Abstract

The methodologies to predict the safety levels of highway bridges must consider suitable live load models from real and critical traffic conditions. This research is focused on the reliability assessment of prestressed simply supported Mexican bridges, which are the most common structures for short and medium spans in Mexico. The safety levels of highway bridges are determined to show the impact generated by two different kinds of live models on using prestressed type AASHTO I beams in Mexico, with spans of 10, 15, 20, 25, 30 and 35 m. These safety levels are obtained using a probabilistic approach based on the reliability theory.

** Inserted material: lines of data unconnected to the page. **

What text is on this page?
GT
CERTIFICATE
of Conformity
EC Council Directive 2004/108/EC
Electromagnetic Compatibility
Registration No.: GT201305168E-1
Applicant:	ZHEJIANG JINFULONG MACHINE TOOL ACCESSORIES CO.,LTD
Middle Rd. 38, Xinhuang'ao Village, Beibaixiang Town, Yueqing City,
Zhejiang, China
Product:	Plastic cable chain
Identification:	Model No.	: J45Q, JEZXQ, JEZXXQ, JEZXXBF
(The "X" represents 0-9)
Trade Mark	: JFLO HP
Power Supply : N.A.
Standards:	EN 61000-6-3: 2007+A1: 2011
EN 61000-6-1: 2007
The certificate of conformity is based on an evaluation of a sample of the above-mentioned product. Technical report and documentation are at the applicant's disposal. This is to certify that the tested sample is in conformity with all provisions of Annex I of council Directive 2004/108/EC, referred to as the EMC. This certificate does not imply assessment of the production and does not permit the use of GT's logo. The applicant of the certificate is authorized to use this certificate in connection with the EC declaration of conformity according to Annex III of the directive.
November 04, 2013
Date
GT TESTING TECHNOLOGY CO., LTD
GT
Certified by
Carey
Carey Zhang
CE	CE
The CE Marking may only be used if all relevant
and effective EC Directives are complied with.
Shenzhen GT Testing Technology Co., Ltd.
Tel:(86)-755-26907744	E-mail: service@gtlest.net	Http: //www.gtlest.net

Selected highway bridges are designed according those procedures proposed by the Mexican Institute of Transportation rules and AASHTO LRFD bridge specifications, which are commonly used by Mexican bridge designers. For all the cases, results of IMT-66.5 live load model achieve higher safety levels than T3-S2-R4 truck. Shear reliability analyses indicate high level overdesign using Mexico City design code, leading to high safety levels for all evaluated cases. For bending moment analysis, the bridges with spans higher than 20 m have reliability indices under 3.5 for both live load models and a traffic scenario with 35% trucks. Therefore, we propose new live load factors for bridges with spans longer than 20 m to achieve the target reliability index of 3.5. For traffic scenarios with 18% and 35% trucks, proposed live load factors for IMT 66.5 and T3-S2-R4 trucks have increments of 6.7% and 7.8%, and 16.7% and 16.8%, respectively. An overall methodology was also proposed to be applied in other places with similar truck overloading problems for evaluating new and current bridge infrastructure.